Gabriele Kaenders ist bei den Linken aus und bildet mit Dino Maas (FDP) eine neue Fraktion im Moerser Stadtrat.

Politik in Moers : Kaenders und Maas bilden neue Fraktion

Die Moerser Linken verlieren ihre populärste Politikerin. Gabi Kaenders bildet jetzt mit Dino Maas (FDP) die Freien Demokraten im Stadtrat.

Der Moerser Stadtrat wird bunter und bunter: Jetzt haben sich Dino Maas (FDP) und Gabriele Kaenders zur Fraktion „Freie Demokraten“ zusammengetan. Kaenders, bislang Galionsfigur der Linken in Moers, hat ihrer Partei den Rücken gekehrt. Am Sonntag sei sie zusammen mit ihrem Mann ausgetreten, berichtete sie am Dienstag vor der Presse. Damit wird auch ihre Bürgermeister-Kandidatur für die Linken hinfällig.

Kaenders war seit Mitte 2017 Einzelmitglied der Linken im Rat. Die frühere Linken-Fraktion hatte sich gespalten, Heiner Napp und Brigitte Hübel zogen es vor, als neue Fraktion „Pro Kultur“ weiterzumachen.
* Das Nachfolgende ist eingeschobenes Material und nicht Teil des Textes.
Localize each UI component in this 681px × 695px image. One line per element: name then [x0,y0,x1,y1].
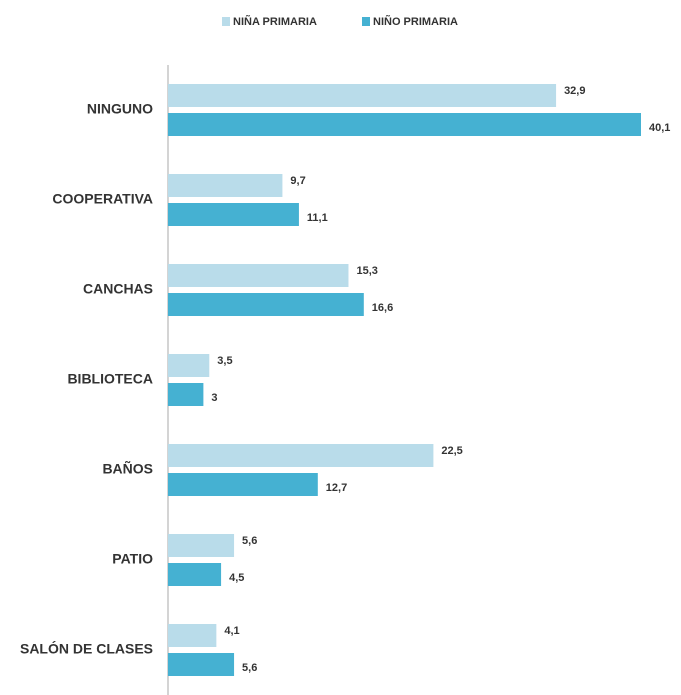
value-label: 3 [211,392,217,404]
category-label: CANCHAS [83,281,153,297]
category-label: PATIO [112,551,153,567]
value-label: 40,1 [649,122,670,134]
value-label: 11,1 [307,212,328,224]
value-label: 4,5 [229,572,244,584]
legend-label: NIÑO PRIMARIA [373,15,458,28]
category-label: COOPERATIVA [52,191,153,207]
legend-swatch [362,17,370,26]
value-label: 16,6 [372,302,393,314]
bar [168,534,235,557]
bar [168,444,434,467]
category-label: SALÓN DE CLASES [20,640,153,657]
bar [168,624,217,647]
bar [168,264,349,287]
value-label: 3,5 [217,355,232,367]
bar [168,84,557,107]
value-label: 32,9 [564,85,585,97]
bar [168,113,641,136]
value-label: 5,6 [242,535,257,547]
bar [168,383,204,406]
bar [168,563,222,586]
value-label: 15,3 [356,265,377,277]
value-label: 4,1 [224,625,239,637]
category-label: NINGUNO [87,101,153,117]
bar [168,293,364,316]
value-label: 22,5 [441,445,462,457]
category-label: BAÑOS [102,460,153,477]
value-label: 5,6 [242,662,257,674]
bar [168,653,235,676]
value-label: 12,7 [326,482,347,494]
bar [168,473,318,496]
bar [168,174,283,197]
value-label: 9,7 [290,175,305,187]
legend-label: NIÑA PRIMARIA [233,15,317,28]
bar [168,354,210,377]
bar [168,203,299,226]
legend-swatch [222,17,230,26]
category-label: BIBLIOTECA [67,371,153,387]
Als Einzelmitglied im Rat sei sie teils von Informationen abgeschnitten gewesen und habe in manchen Ausschüssen kein Rederecht genossen, sagte Kaenders. „Ich konnte einfach nicht mehr allein arbeiten.“

Auch Dino Maas war neuerdings „Einzelkämpfer“ im Rat. Erst vor wenigen Tagen haben seine ehemaligen FDP-Fraktionskollegen Otto Laakmann und Paul Süßer angekündigt, eine eigene Fraktion namens „Freie Bürgerliste Moers“ zu gründen. Im Hintergrund stand ein Zwist um die Kandidatennominierung für die Kommunalwahl. Laakmann fühlte sich aufgrund seines Alters diskriminiert (wir berichteten).

Maas und Kaenders sehen sich politisch und persönlich auf „gleicher Wellenlänge“. Schon in der Vergangenheit seien sie im Rat oft gleicher Meinung gewesen. Sie haben ein gemeinsames Fraktionsstatut mit einem „Zehn-Punkte Programm“ verfasst. Die Fraktion Freie Demokraten spricht sich unter anderem gegen die Ausrufung des Klimanotstands in Moers und für den Erhalt des Kastellplatzes in voller Größe aus. Sie möchte den Rat auf 48 Mitglieder verkleinern, den ÖPNV aufwerten, die Bauverwaltung, die durch immer neue Prüfaufträge und Personalnot gelähmt sei, wieder handlungsfähig machen.

Im Vorstand der FDP Moers habe es gegen die Fraktionsbildung zunächst Vorbehalte gegeben. Nach einer „gründlichen Diskussion“ habe der Vorstand aber einstimmig zugestimmt, sagte der FDP-Vorsitzende Martin Borges. Das Fraktionsprogramm habe überzeugt. „Wir wollen die Punkte auch nach der Kommunalwahl weitertragen.“

Rein formell muss noch der Bürgermeister der Bildung der neuen Fraktion zustimmen. Anschließend sei es Sache des Rates, über eine eventuelle Umbesetzung der Ausschüsse zu entscheiden – die Freien Demokraten hoffen, dass sie eigene sachkundige Bürger benennen können. Die Fraktion Freie Demokraten wird allerdings nur bis zu den Kommunalwahlen im Herbst bestehen. Gabriele Kaenders hatte bereits angekündigt, sich aus der Moerser Politik zurück- und nach Berlin umzuziehen. „Ich bin definitv weg“, sagte sie am Dienstag.